Lisa Sperber and Marit MacArthur, along with two graduate students, are testing strategies to use AI for very targeted feedback on draft writing assignments (never grading them, and not offering feedback on the final version), alongside structured peer review. They have been doing this in their own courses, and in Winter and Spring with four Writing Experience courses, in an IRB-approved (exempt) study.
 
They are now applying for a Teaching Innovation grant with L&S, to work with additional Writing Experience courses in 2024-25. If you want to participate, they would work to adapt materials for your assignments over the summer (details below). It would be minimal work for you and any TAs, and it would also help build students’ AI literacy and improve writing skills in your course.
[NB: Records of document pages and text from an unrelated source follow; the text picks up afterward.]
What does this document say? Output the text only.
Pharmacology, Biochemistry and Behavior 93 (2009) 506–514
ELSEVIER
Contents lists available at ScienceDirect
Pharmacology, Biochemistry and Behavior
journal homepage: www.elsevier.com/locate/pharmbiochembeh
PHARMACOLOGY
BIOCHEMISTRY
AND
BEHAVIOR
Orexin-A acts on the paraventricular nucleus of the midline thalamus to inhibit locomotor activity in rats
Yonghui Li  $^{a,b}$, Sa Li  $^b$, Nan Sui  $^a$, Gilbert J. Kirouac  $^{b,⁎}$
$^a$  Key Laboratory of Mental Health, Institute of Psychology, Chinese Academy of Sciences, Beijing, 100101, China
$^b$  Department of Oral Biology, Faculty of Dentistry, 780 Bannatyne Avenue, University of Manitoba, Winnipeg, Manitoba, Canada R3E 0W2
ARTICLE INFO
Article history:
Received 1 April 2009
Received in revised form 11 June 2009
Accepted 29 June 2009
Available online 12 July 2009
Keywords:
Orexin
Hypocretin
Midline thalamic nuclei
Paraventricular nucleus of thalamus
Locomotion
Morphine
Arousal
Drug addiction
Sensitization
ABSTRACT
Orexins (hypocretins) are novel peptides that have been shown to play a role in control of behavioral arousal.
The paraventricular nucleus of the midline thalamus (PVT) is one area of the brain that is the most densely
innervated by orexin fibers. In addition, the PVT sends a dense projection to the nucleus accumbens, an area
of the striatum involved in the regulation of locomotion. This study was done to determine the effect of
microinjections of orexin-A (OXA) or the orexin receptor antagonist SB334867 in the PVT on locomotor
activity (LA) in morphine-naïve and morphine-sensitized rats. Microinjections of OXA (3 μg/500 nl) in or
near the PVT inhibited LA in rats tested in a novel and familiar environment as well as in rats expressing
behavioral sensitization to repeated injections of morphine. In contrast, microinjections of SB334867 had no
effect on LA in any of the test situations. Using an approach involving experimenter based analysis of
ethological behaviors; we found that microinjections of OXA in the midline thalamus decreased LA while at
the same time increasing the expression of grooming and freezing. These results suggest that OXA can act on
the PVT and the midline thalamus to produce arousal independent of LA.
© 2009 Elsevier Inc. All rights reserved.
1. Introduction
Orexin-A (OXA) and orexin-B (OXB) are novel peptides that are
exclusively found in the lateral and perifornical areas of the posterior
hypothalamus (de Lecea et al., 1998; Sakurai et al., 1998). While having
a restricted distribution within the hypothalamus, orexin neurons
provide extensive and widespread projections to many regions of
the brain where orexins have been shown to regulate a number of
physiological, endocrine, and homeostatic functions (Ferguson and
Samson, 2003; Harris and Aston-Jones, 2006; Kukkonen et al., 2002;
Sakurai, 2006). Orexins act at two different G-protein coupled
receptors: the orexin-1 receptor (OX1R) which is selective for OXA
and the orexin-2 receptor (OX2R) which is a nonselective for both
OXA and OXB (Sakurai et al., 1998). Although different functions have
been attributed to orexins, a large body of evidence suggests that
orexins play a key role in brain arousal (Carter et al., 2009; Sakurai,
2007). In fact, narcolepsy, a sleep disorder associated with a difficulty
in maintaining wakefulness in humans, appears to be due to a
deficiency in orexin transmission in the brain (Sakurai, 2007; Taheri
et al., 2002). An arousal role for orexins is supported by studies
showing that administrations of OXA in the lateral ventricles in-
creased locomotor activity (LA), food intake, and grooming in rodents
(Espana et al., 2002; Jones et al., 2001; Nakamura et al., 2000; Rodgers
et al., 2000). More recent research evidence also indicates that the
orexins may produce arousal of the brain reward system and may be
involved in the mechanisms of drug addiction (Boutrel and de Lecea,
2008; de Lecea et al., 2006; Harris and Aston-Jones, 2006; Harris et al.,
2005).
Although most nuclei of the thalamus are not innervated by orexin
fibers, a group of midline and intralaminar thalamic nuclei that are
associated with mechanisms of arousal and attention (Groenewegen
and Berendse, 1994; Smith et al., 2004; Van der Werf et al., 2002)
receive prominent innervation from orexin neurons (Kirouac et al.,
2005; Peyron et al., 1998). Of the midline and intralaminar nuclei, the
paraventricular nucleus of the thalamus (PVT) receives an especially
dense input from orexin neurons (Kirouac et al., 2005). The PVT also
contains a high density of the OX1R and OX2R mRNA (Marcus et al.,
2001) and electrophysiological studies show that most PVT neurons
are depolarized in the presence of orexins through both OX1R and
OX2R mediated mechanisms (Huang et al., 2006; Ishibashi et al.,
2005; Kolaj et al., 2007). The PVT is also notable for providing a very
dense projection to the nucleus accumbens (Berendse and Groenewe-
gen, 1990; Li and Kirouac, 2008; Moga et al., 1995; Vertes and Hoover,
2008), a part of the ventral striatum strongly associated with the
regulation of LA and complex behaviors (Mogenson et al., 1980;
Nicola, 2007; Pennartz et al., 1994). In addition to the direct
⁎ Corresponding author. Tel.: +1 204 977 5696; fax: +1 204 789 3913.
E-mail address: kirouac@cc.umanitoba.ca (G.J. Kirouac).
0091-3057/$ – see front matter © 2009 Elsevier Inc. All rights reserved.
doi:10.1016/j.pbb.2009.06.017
If you’re interested in participating:

By Feb. 6th, please email Marit MacArthur at mjmacarthur@ucdavis.edu and include:

  1. The course(s) with writing assignments that you will be teaching in 2024-25 (WE courses are welcome but not required)
  2. Which quarter
  3. A rough idea of typical enrollments
  4. The typical number of TAs or Readers, if any

Expressing interest is not be a firm commitment—we just want an idea of which courses we’d likely be working with, which disciplines, etc. Thank you for considering this opportunity!
 
Warmly,
Marit
 
Marit J. MacArthur, Ph.D.  (she/her/hers)
Continuing Lecturer, University Writing Program
Associate Director of Writing Across the Curriculum (WAC) – Graduate level
Faculty Affiliate, Performance Studies Graduate Group
University of California, Davis

“AI, Expertise and the Convergence of Writing and Coding”
Inside Higher Ed, Sept. 28, 2023
 
“Saving Expertise, or Critical Editing as Manslaughter-by-AI Prevention Strategy”
Digital Rhetoric Collaborative, August 7, 2023
 
“Slow Listening: Digital Tools for Voice Studies”
Digital Humanities Quarterly 17:2, July 2023
 
What Lisa and Marit would do for your course, with your input:

  1. Add easy-to-implement, effective peer review for one or more drafts of writing assignments in a course;
  2. Develop rubrics for your assignment(s) if you don’t have them already, which eases grading and clarifies expectations for students, both for their own writing and for giving feedback on peers’ drafts;
  3. Share carefully designed and tested prompts to solicit feedback from ChatGPT on drafts (in incognito mode so that students are not sharing their work with OpenAI);
  4. Share reflection questions that students will be required to answer, about both the peer review and ChatGPT feedback (in low-stakes writing, required but without a formal grade for it) which encourages them to think critically about it, not let it write or think or think for them;
  5. Share optional readings about AI to discuss with students briefly early in the course, to promote AI literacy, which we strongly recommend! They really appreciate having the chance to talk through it with instructors.